Já no dia 30, o professor Rodolfo de Almeida falou sobre o BIM (Building Information Modelling), uma ferramenta moderna, utilizada para o gerenciamento das atividades inerentes às obras de engenharia, e capaz de organizar e integrar todas as informações necessárias para um projeto de construção. Posteriormente, Tiago Fratini, da Toyota, falou sobre carro híbrido, que já representa o futuro da nossa mobilidade, enfatizando todo o funcionamento do motor elétrico. “Esses carros contam com dois motores, um de combustão e outro para a bateria, já que a parte elétrica se recarrega quando o motor entra em funcionamento”, explicou. E, para terminar a noite, o diretor do Grupo Balilla, Luis Felipe de Queiroz, falou sobre o mercado dos carros elétricos puros, como o Tesla, por exemplo, que em outros países, como na Europa, já apresenta um consumo muito representativo. Ao final da noite, todos foram levados para verem, de perto, um modelo de cada carro, expostos no pátio externo da faculdade.

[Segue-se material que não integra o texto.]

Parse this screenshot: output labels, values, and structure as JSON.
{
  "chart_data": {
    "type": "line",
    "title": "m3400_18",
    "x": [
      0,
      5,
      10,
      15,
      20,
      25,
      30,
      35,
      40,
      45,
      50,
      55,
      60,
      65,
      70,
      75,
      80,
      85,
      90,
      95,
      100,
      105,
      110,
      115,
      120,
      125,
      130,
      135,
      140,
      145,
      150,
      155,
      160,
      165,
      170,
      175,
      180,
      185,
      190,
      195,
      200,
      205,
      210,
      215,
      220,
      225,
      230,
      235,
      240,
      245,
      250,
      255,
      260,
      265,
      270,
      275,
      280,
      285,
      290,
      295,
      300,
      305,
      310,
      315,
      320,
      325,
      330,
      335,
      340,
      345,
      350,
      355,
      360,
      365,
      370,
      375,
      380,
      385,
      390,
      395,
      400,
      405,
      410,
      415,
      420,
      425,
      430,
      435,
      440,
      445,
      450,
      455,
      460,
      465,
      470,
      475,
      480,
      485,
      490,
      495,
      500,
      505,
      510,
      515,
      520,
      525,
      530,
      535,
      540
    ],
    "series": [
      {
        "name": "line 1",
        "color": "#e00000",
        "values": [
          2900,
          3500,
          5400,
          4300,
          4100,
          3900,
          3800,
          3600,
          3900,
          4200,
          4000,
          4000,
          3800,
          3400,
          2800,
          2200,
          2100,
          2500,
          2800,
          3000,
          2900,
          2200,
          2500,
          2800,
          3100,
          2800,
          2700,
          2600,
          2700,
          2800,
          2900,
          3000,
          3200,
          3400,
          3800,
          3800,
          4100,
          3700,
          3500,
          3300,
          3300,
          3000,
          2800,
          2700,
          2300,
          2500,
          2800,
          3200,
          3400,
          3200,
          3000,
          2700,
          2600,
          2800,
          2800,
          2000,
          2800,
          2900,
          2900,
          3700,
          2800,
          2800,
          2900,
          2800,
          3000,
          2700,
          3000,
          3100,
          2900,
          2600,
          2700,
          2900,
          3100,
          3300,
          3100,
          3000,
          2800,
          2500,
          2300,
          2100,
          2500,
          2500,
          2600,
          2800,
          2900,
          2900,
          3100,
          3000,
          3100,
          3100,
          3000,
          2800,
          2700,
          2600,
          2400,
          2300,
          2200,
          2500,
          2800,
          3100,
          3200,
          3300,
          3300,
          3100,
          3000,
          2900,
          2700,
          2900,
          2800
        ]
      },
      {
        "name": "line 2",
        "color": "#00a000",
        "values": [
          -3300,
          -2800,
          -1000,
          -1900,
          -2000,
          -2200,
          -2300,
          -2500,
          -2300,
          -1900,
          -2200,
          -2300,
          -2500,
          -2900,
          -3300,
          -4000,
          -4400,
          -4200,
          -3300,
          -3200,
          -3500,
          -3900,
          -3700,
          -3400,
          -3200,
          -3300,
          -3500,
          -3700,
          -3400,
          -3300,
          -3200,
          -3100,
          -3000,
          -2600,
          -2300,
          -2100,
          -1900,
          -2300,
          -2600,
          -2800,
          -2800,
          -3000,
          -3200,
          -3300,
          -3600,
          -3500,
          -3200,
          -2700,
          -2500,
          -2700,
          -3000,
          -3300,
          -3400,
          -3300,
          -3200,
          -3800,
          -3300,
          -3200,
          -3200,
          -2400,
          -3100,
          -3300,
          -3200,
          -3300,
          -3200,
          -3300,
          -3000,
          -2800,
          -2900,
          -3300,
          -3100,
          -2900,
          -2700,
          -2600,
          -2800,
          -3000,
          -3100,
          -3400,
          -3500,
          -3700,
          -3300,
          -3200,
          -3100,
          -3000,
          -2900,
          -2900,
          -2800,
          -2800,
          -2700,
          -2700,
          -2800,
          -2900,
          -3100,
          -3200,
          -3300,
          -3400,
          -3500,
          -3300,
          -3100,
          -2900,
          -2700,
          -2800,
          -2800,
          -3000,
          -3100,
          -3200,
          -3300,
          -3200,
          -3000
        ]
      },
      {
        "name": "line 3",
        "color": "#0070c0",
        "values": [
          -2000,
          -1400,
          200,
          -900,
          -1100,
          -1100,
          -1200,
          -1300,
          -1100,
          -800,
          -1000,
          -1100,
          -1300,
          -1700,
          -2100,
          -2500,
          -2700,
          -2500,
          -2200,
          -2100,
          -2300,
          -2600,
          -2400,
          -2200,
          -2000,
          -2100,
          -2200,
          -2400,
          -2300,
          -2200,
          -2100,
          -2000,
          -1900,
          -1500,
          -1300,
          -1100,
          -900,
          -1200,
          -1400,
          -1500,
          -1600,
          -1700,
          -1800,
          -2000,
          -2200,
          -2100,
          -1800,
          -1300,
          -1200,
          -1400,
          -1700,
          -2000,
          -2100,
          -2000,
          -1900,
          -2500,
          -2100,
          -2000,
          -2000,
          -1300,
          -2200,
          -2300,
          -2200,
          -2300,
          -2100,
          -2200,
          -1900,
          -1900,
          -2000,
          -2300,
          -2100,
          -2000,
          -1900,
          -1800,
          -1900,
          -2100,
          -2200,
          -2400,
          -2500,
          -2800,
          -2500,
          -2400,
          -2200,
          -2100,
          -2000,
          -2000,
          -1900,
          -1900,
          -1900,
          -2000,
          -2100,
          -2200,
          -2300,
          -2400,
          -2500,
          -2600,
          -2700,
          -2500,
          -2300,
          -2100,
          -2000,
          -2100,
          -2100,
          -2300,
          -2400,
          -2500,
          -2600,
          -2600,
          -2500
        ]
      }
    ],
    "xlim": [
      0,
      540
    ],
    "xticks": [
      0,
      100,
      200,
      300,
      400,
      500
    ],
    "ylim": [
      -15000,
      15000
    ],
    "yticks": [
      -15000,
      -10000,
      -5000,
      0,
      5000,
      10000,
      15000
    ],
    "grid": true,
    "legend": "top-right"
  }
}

O terceiro e último dia da Semana contou com a apresentação do diretor geral da Mútua no Estado de São Paulo, Pedro Katayama, que explicou que “a Mútua é uma

caixa de assistência de todos os profissionais registrados no Conselho Regional de Engenharia e Agronomia do Estado de São Paulo (CREA), oferecendo aos mesmos inúmeros benefícios”, seguido pelo engenheiro civil e conselheiro do CREA/SP, José Renato Nazario, que discorreu sobre o sistema Confea/CREA – a maior organização de fiscalização profissional do mundo, que acompanha atualmente quase 1 milhão e meio de profissionais da área. Para encerrar o evento, o conselheiro do CREA/SP e professor do Instituto Tecnológico de Aeronáutica (ITA), Maurício Pazini Brandão, ministrou a última palestra da Semana, falando sobre a Indústria 4.0 – o então chamado quarto estágio, após as movidas a vapor (1.0), a energia elétrica (2.0), e a computadores (3.0). “Diversas tecnologias formam a indústria 4.0, como por exemplo, a robótica, a manufatura digital, a Big Data e a computação em nuvem. E nós devemos aumentar o conteúdo que nosso país tem dessas tecnologias, já que as perspectivas globais são de maior demanda por energia. Sendo assim, a eficiência energética e a diminuição de emissão de poluentes terão cada vez mais importância nos sistemas de produção”.